Out of the 1904 patients that have either human or bacterial genomic data available, 48 were relapses (2.5%). The mean of the disease severity measures suggest that relapses have a higher CXR score but the TB-score and Ct-values did not differ. Based on the comments of both reviewers, we added the following additional variables as covariates to the regression models: the socioeconomic status representing the ratio between the household income and the number of individuals in the household, malnutrition examined by a doctor, the education level, and whether it was a relapse/reinfection or a new case and if the causative strain had any resistance to any anti-TB drugs. The results did not change. Cough duration could also be a consequence of more severe disease, as pointed out by the reviewer. We present now the results excluding cough duration as a variable from the model, however this also did not affect the results.
(4) Recruitment at hospitals may have led to selection bias due to exclusion of less severe, community cases. The authors already acknowledge this limitation in the Discussion however.
(5) Introduction: References refer to disease susceptibility, but the authors should also consider the influences of host/pathogen genetics on host response - both in vitro (PMIDs 11237411, 15322056) and in vivo (PMID 23853590). The last of these studies encompassed a broader range of ethnic variation than the current study, and showed associations between host ancestry and immune response - null results from the current study may reflect the relative genetic homogeneity of the population studied.
We thank the reviewer for these suggestions which we have added to the introduction.
Reviewer #1 (Recommendations for the authors):
Minor Comments:
(1) The authors should be careful when using the term "Bantu" as opposed to "Bantu-speaking". (i.e. referring to the language group). The term is considered offensive in some settings.
We thanks the reviewer for this important concern, we have revised throughout the manuscript.
(2) There are several "(Error! Reference source not found)" phrases in the place of references throughout the document.
We thank the reviewer for pointing this out, this has been corrected in the revised version.

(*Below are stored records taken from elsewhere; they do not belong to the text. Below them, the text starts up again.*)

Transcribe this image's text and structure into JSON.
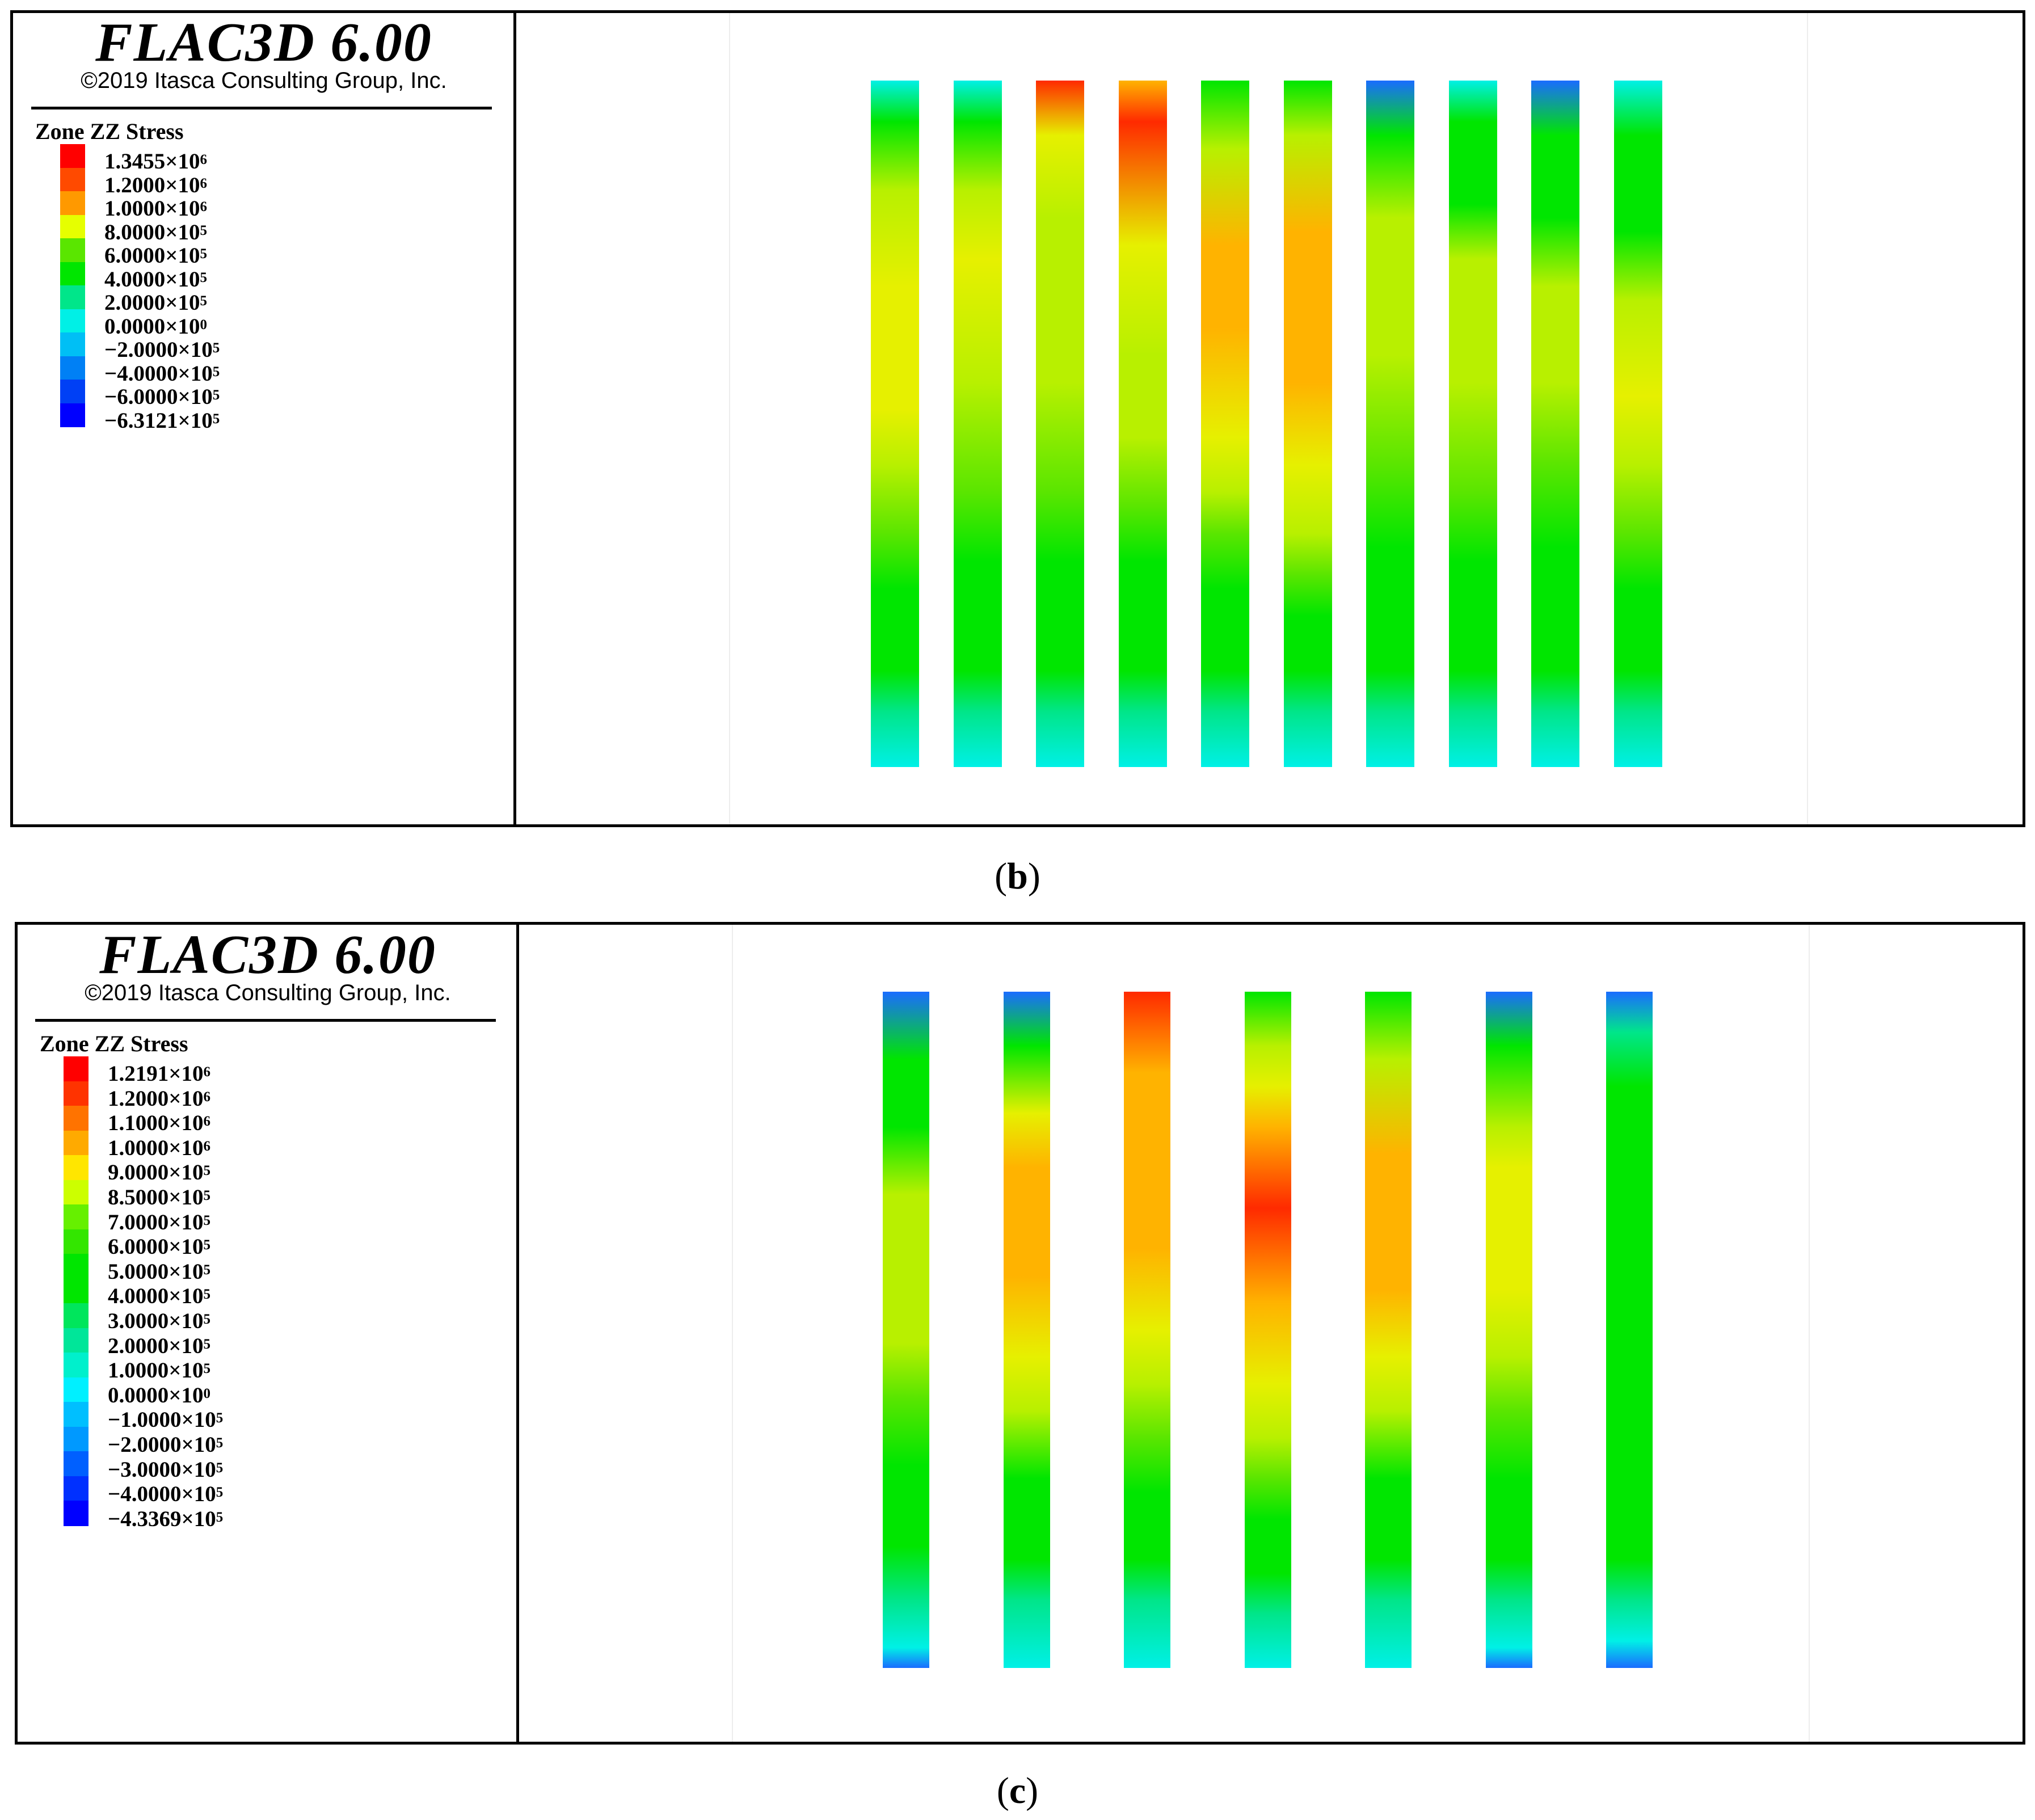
{
  "panels": [
    {
      "id": "b",
      "logo": "FLAC3D 6.00",
      "copyright": "©2019 Itasca Consulting Group, Inc.",
      "legend_title": "Zone ZZ Stress",
      "legend": [
        {
          "mantissa": "1.3455",
          "exp": "6",
          "color": "#ff0000"
        },
        {
          "mantissa": "1.2000",
          "exp": "6",
          "color": "#ff4a00"
        },
        {
          "mantissa": "1.0000",
          "exp": "6",
          "color": "#ff9900"
        },
        {
          "mantissa": "8.0000",
          "exp": "5",
          "color": "#e6ff00"
        },
        {
          "mantissa": "6.0000",
          "exp": "5",
          "color": "#5ae600"
        },
        {
          "mantissa": "4.0000",
          "exp": "5",
          "color": "#00e600"
        },
        {
          "mantissa": "2.0000",
          "exp": "5",
          "color": "#00e68a"
        },
        {
          "mantissa": "0.0000",
          "exp": "0",
          "color": "#00f0e6"
        },
        {
          "mantissa": "−2.0000",
          "exp": "5",
          "color": "#00bff5"
        },
        {
          "mantissa": "−4.0000",
          "exp": "5",
          "color": "#0080f5"
        },
        {
          "mantissa": "−6.0000",
          "exp": "5",
          "color": "#0040f5"
        },
        {
          "mantissa": "−6.3121",
          "exp": "5",
          "color": "#0000ff"
        }
      ],
      "pillar_count": 10,
      "caption": "b"
    },
    {
      "id": "c",
      "logo": "FLAC3D 6.00",
      "copyright": "©2019 Itasca Consulting Group, Inc.",
      "legend_title": "Zone ZZ Stress",
      "legend": [
        {
          "mantissa": "1.2191",
          "exp": "6",
          "color": "#ff0000"
        },
        {
          "mantissa": "1.2000",
          "exp": "6",
          "color": "#ff3300"
        },
        {
          "mantissa": "1.1000",
          "exp": "6",
          "color": "#ff7300"
        },
        {
          "mantissa": "1.0000",
          "exp": "6",
          "color": "#ffaa00"
        },
        {
          "mantissa": "9.0000",
          "exp": "5",
          "color": "#ffe600"
        },
        {
          "mantissa": "8.5000",
          "exp": "5",
          "color": "#ccff00"
        },
        {
          "mantissa": "7.0000",
          "exp": "5",
          "color": "#66f000"
        },
        {
          "mantissa": "6.0000",
          "exp": "5",
          "color": "#33e600"
        },
        {
          "mantissa": "5.0000",
          "exp": "5",
          "color": "#00e600"
        },
        {
          "mantissa": "4.0000",
          "exp": "5",
          "color": "#00e600"
        },
        {
          "mantissa": "3.0000",
          "exp": "5",
          "color": "#00e65c"
        },
        {
          "mantissa": "2.0000",
          "exp": "5",
          "color": "#00e699"
        },
        {
          "mantissa": "1.0000",
          "exp": "5",
          "color": "#00f0cc"
        },
        {
          "mantissa": "0.0000",
          "exp": "0",
          "color": "#00f0ff"
        },
        {
          "mantissa": "−1.0000",
          "exp": "5",
          "color": "#00bfff"
        },
        {
          "mantissa": "−2.0000",
          "exp": "5",
          "color": "#0099ff"
        },
        {
          "mantissa": "−3.0000",
          "exp": "5",
          "color": "#0060ff"
        },
        {
          "mantissa": "−4.0000",
          "exp": "5",
          "color": "#0030ff"
        },
        {
          "mantissa": "−4.3369",
          "exp": "5",
          "color": "#0000ff"
        }
      ],
      "pillar_count": 7,
      "caption": "c"
    }
  ]
}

(3) Please correct line 365: "... sequencing (WGS) the patient...." to "... sequencing (WGS) of the patient...."
(4) The figures in the supplementary PDF are not numbered and some are cut-off (I think it is Supplementary Figure S2).
This has been corrected in the revised version.
Reviewer #2 (Recommendations for the authors):
Typographical errors
(1) There are multiple instances where references have not pulled through to the text, e.g. line 126 (Error! Reference source not found.)
We thank the reviewer for pointing this out, this has been corrected in the revised version.
(2) Line 239: have been show - have been shown?
Thank you, this mistake has been corrected in the revised version.